I am enroute. Which means I am posting via the blogger app so adding cutesy pictures in is something I haven't quite figured out how to do. Neither, it would seem, have I figured out how to read a Massport schedule and showed up early for my 645 connection to Logan Airport only to discover that there is no such thing on the weekdays. The young woman behind the ticket counter called a cab for me so I could still make my 8am connection. However, the cab was late and I got on the 715 express and have written the whole thing off to adventuring.
When plans go wrong
I am surprisingly unfazed by the potential that all this will make me late to the Oasis program. It is a good example of what I have been learning in GO. While I still need to work on slowing myself down to think things through with all the details; I have become much more adept at the letting go of plans and expectations when they just don't work out. It is a triumph considering that just 6 years ago I would have been a stressed basket case full of blame and anxiety that I would have merrily carried throughout most of the week. One of the things I have learned is that you cannot avoid suffering in life, but you have far greater choice about what it is necessary to suffer with.

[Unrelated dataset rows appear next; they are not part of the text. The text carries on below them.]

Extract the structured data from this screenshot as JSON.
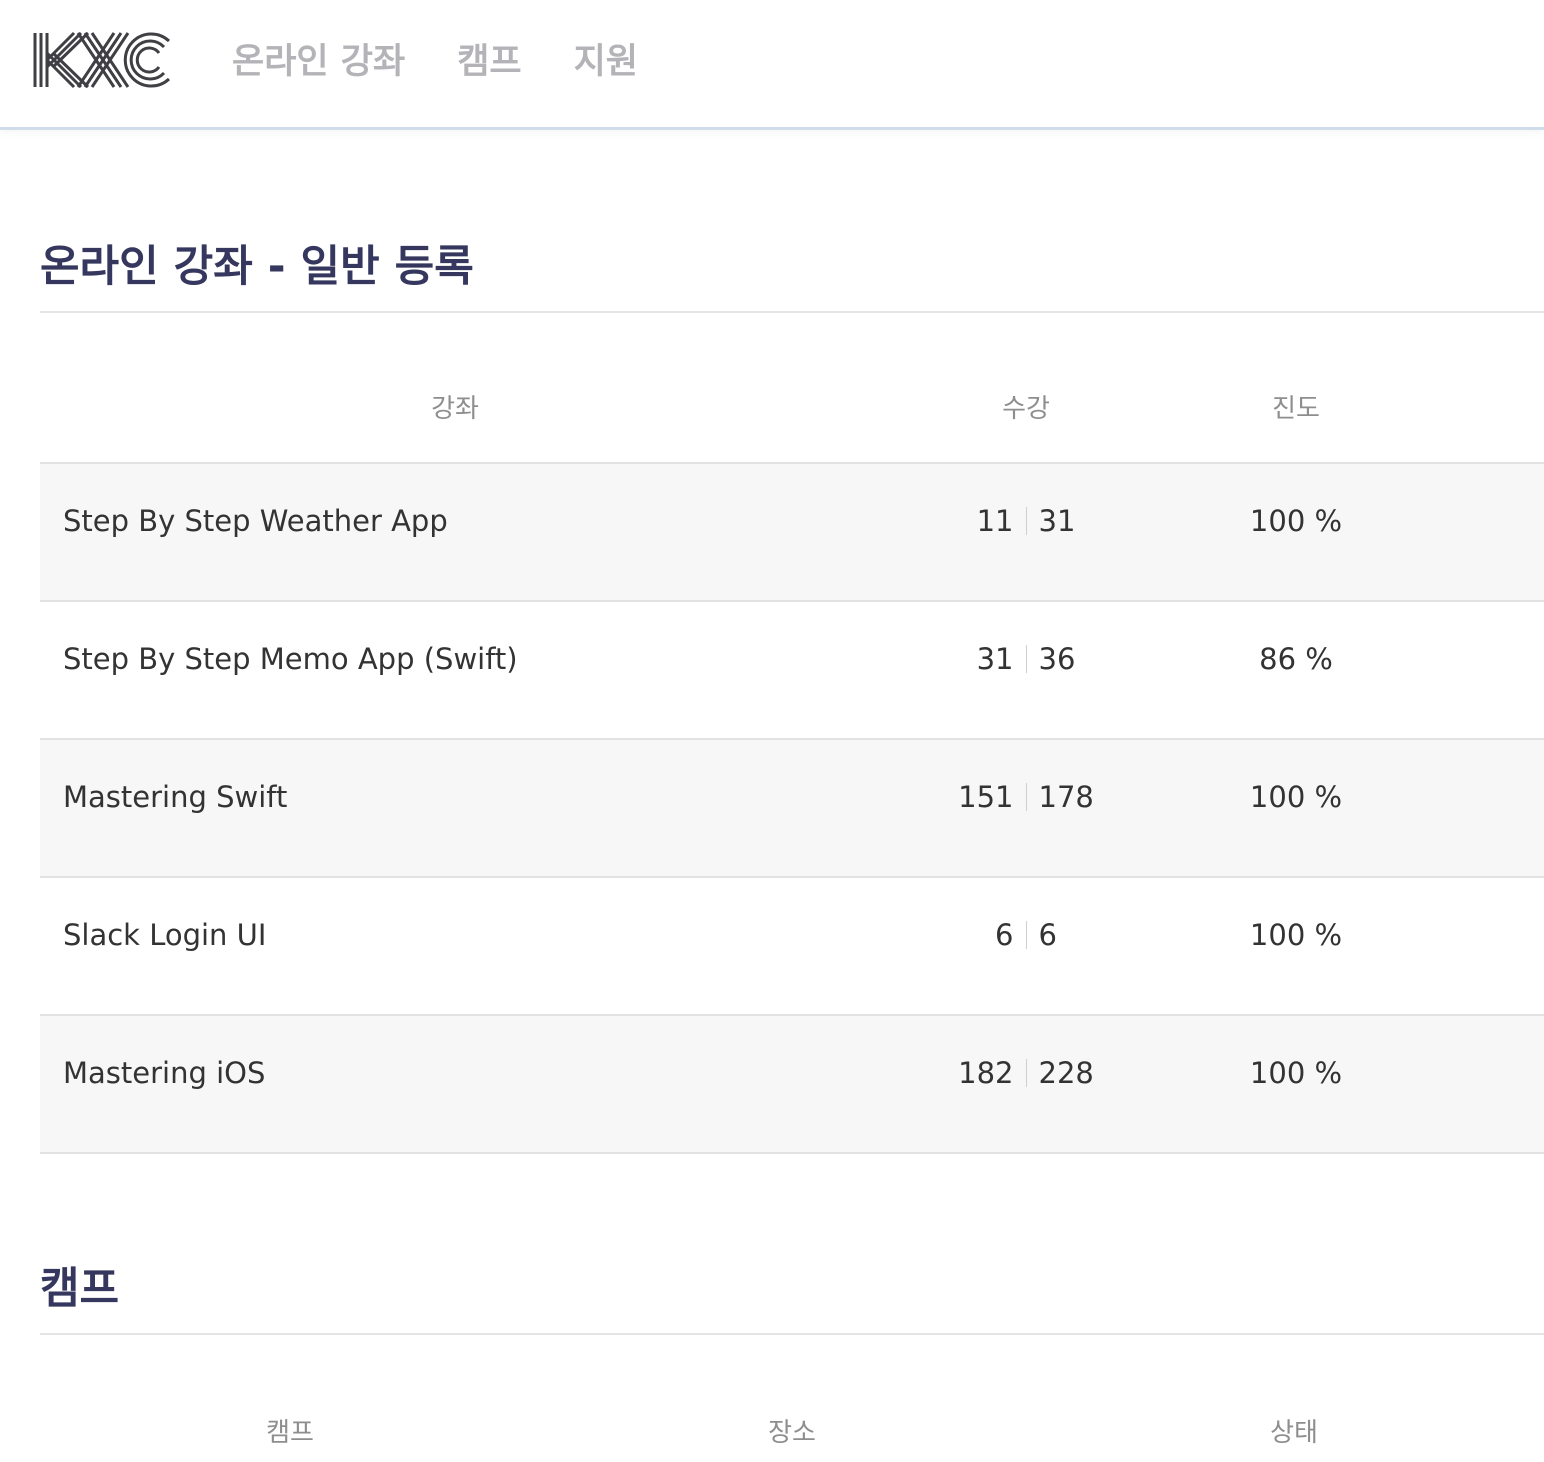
{
  "header": {
    "logo_text": "KXC",
    "nav": [
      {
        "label": "온라인 강좌"
      },
      {
        "label": "캠프"
      },
      {
        "label": "지원"
      }
    ]
  },
  "courses_section": {
    "title": "온라인 강좌 - 일반 등록",
    "columns": {
      "course": "강좌",
      "lessons": "수강",
      "progress": "진도"
    },
    "rows": [
      {
        "title": "Step By Step Weather App",
        "completed": "11",
        "total": "31",
        "progress": "100 %"
      },
      {
        "title": "Step By Step Memo App (Swift)",
        "completed": "31",
        "total": "36",
        "progress": "86 %"
      },
      {
        "title": "Mastering Swift",
        "completed": "151",
        "total": "178",
        "progress": "100 %"
      },
      {
        "title": "Slack Login UI",
        "completed": "6",
        "total": "6",
        "progress": "100 %"
      },
      {
        "title": "Mastering iOS",
        "completed": "182",
        "total": "228",
        "progress": "100 %"
      }
    ]
  },
  "camps_section": {
    "title": "캠프",
    "columns": {
      "camp": "캠프",
      "location": "장소",
      "status": "상태"
    }
  },
  "colors": {
    "title": "#35375f",
    "nav": "#b4b4b8",
    "row_shade": "#f7f7f7",
    "header_border": "#cfdcec"
  }
}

Transforming ideas into life
Now that lesson counts as Buddhism 101. The fact that suffering is inevitable. It is easy to learn the words, and even easier to adopt the delusion that having mastered those words and the practice of "letting go" when there is nothing Earth rattling to let go it that you are all set. It can be shocking when something happens that disproves one's perception of one's own development. Misreading a schedule isn't all that Earth rattling; but it easily can be.
Discovering safe harbor
You begin to develop the ability to bear suffering when you begin to discover the ability you have to sit with discomfort and within raw reality without trying to make it anything other than what it really is. Many people feel that meditative practices fail them, or that the Dharma is lacking or the Buddhist faith is not up to real life when they are confronted with suffering they cannot resolve. If one only meditates using breathing exercises, one has only learned how to breathe. Meditation is about discipline, not relaxation of calming. The latter can be a glorious byproduct and you never have to pursue more; but to reach the door where you can begin to peek at what living the dhamma means in life - you must develop the discipline to allow yourself to be challenged in ways that can be most uncomfortable.
But don't do this
By nature, we cannot create our own discomfort. Not even the most masochistic person can create true discomfort and challenge for themselves because the brain always demands context and reward. External teachings are always required to constantly shift and change to avoid the human brain from undermining the process of spiritual and mental development. The longer you practice one specific style of meditation, the less effective and more ego-controlled it becomes.
Which is why my shoulder hurts
In my new 28 day practice, I was all set to launch off into the same process as the one prior only to be corrected by my approach. Instead of being permitted to sit in mindful repose each day, I am challenge to a moving meditation that is requiring me to relearn all the basics about meditative breathing and centering. It is a challenge that is immediately revealing how easily I have fallen into habits that appear on the surface to be one thing - yet are very much not that.
It is a very slow and controlled moving meditation using a sword. My breathing must remain fully engaged and circular, I must mindfully shepherd my Qi within the balance of the movement and even at its slowest stage, I am never permitted to stop moving. All the while this is occurring I must control my thoughts and focus entirely on a section of the Diamond Sutra -

"All that has form is illusive and unreal,
If you see that all form is illusive and unreal
Then you will reveal your true buddha nature."

It has also revealed that I have become complacent and avoidant of certain physical therapy issues and my right shoulder threatens to become a frozen joint.
Ahhhh...the lessons we learn when we become willing.